Ideals in BIT speciale varieties

TL;DR

This paper characterizes ideals in BIT speciale varieties, showing that finite sets of ideal terms determine all ideals, and compares these sets across various algebraic structures.

Contribution

It introduces finite sets of ideal terms that characterize ideals in finitary BIT speciale varieties, linking these to known structures in specific algebraic varieties.

Findings

Finite sets of ideal terms determine all ideals in finitary BIT speciale varieties.

Specific term sets are identified for groups, rings, and other algebraic structures.

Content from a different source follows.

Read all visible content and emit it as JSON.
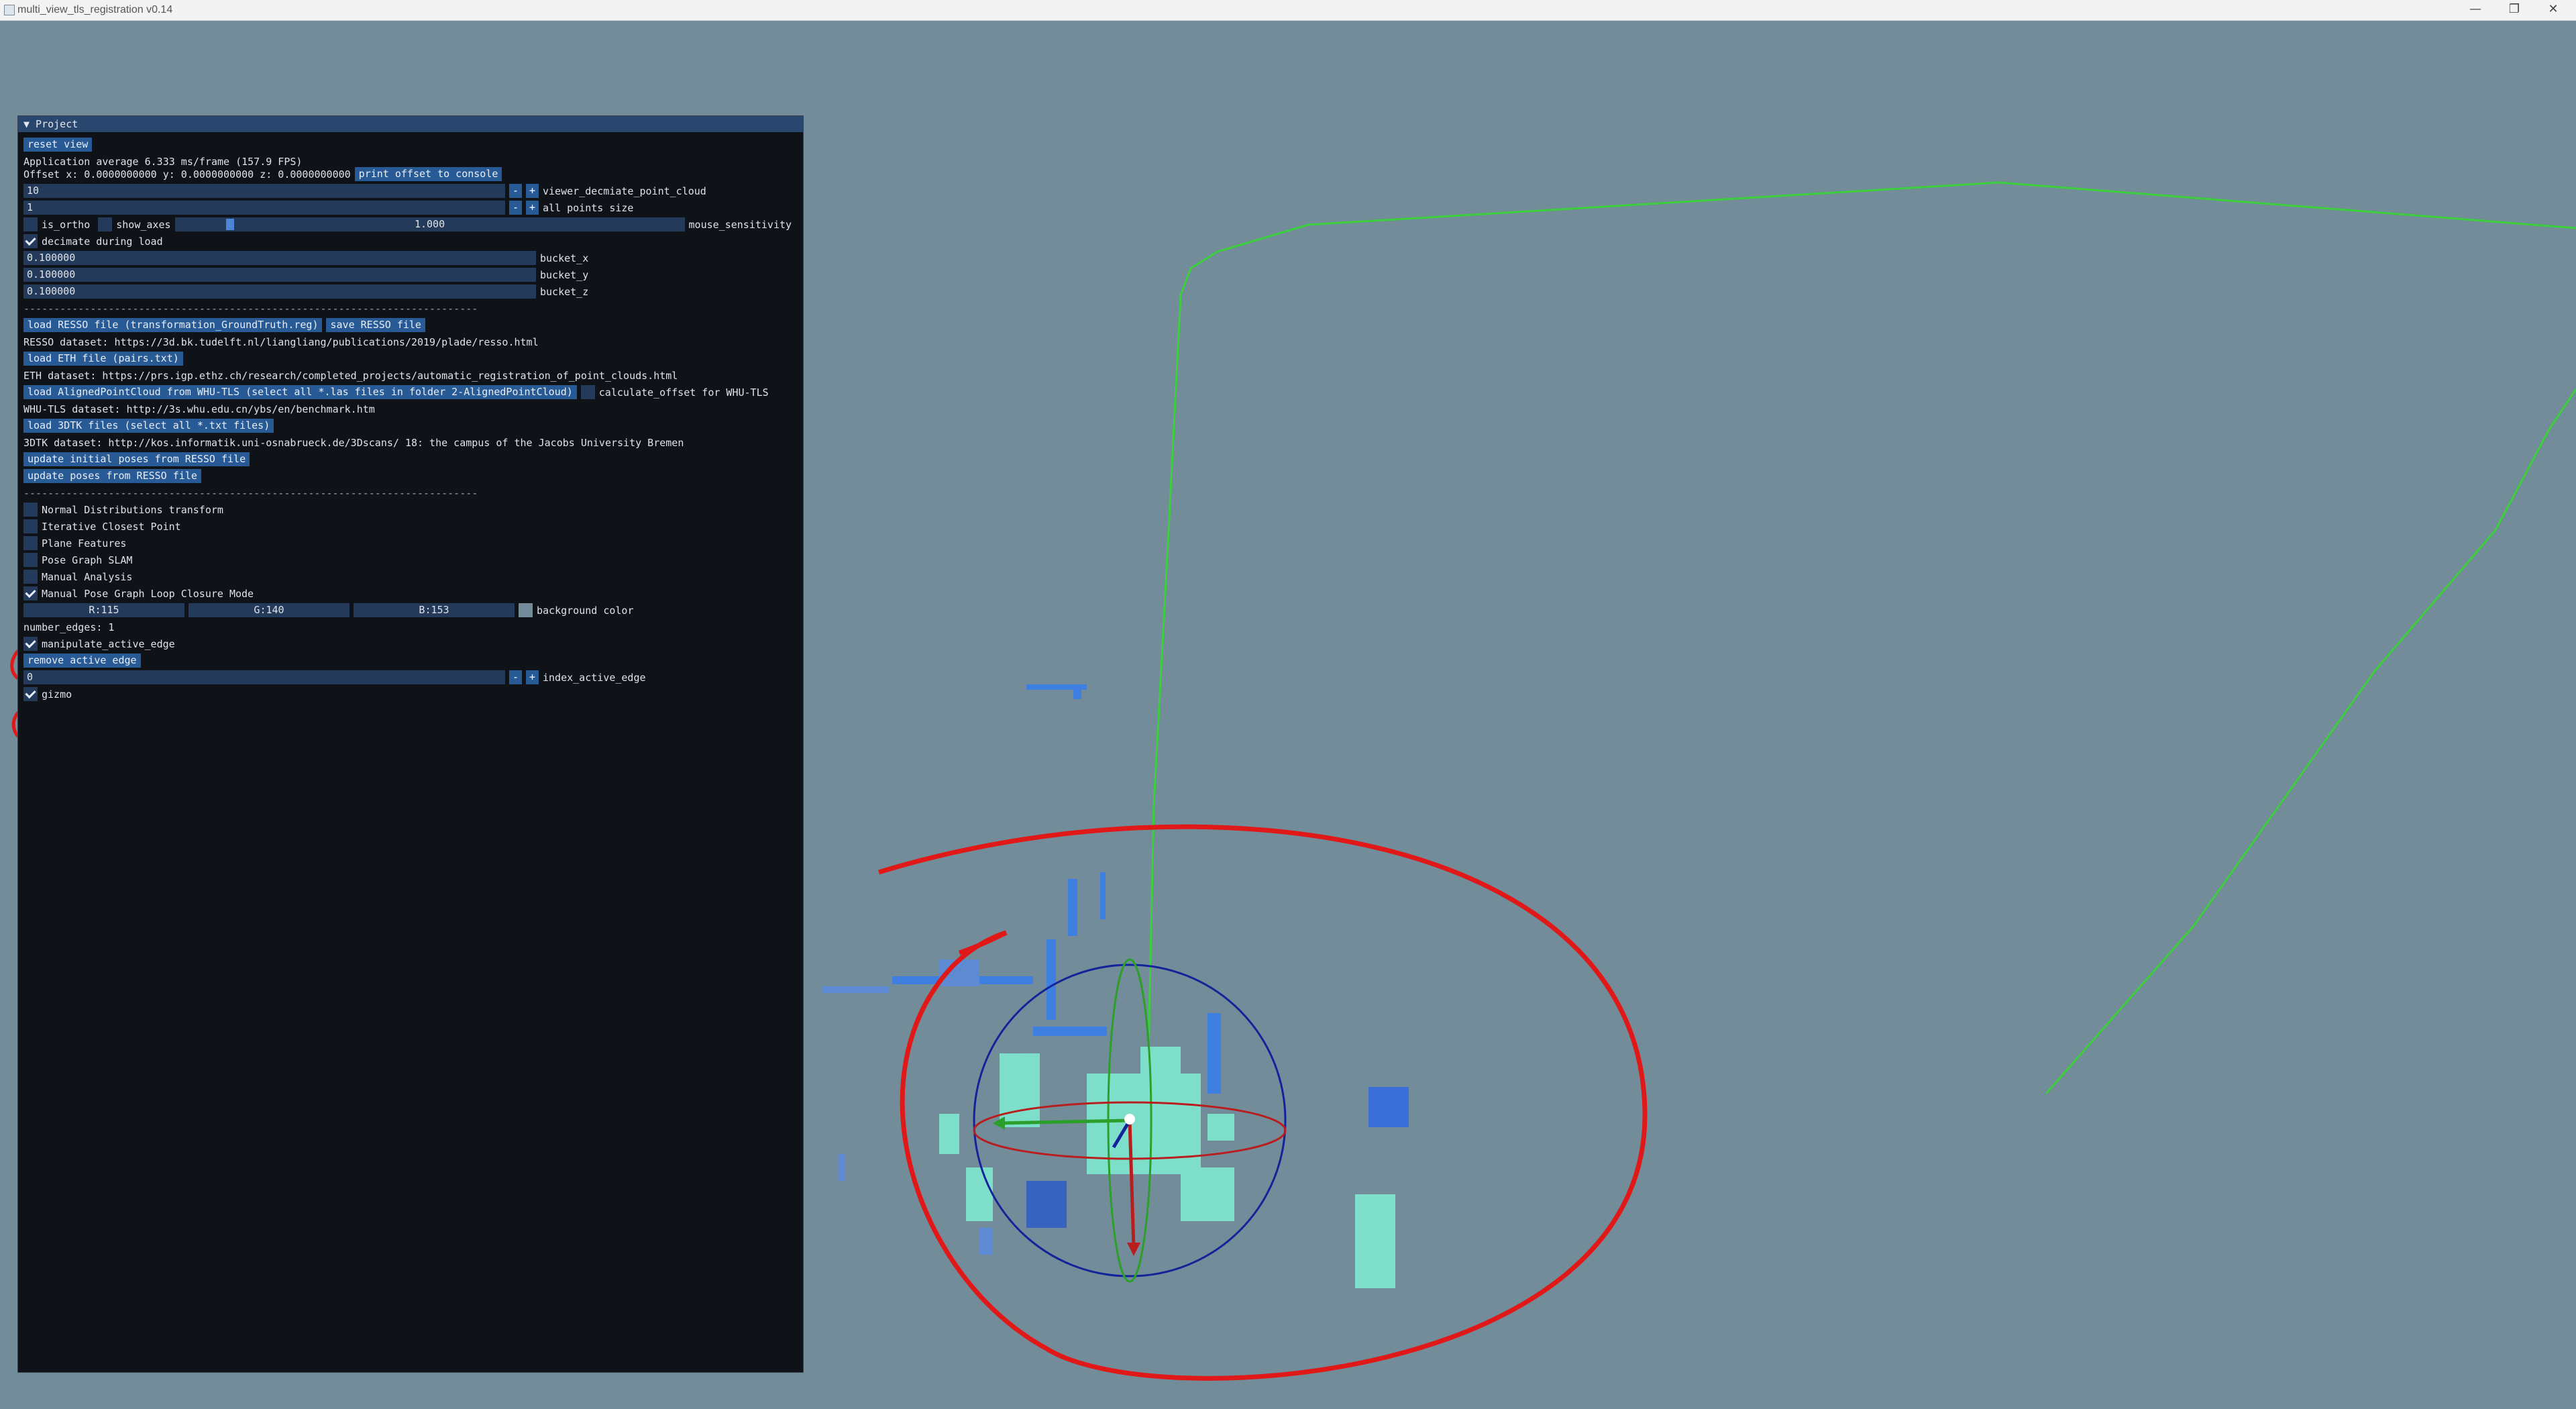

The identified term sets coincide or intersect significantly with previously known sets for these structures.

Abstract

Ideals in BIT speciale varieties are characterized. In particular, it is proved that, for any finitary BIT speciale variety, there is a finite set of ideal terms determining ideals. Several ideal term sets of this kind are given. For the variety of groups one of these sets consists of the terms $y_1y_2$, $xyx^{-1}$, $x^{-1}y^{-1}x$ (and $y$ which can be ignored), while for rings it consists of the terms $y_1+y_2$, $-y$, $xy$, $yx$. For each of the following varieties -- groups with multiple operators, semi-loops, and divisible involutory groupoids -- one of the term sets found in this paper almost coincides with the term sets found earlier for these particular varieties by resp. Higgins, B\v{e}lohl\'{a}vek and Chajda, and Hala\v{s}. The coincidence is precise in the case of divisible involutory groupoids. For loops (resp. loops with operators), the intersection of one of the term sets found in this paper with the term sets found earlier for loops (resp. for loops with operators) by Bruck (resp. by Higgins) forms the major part of both sets.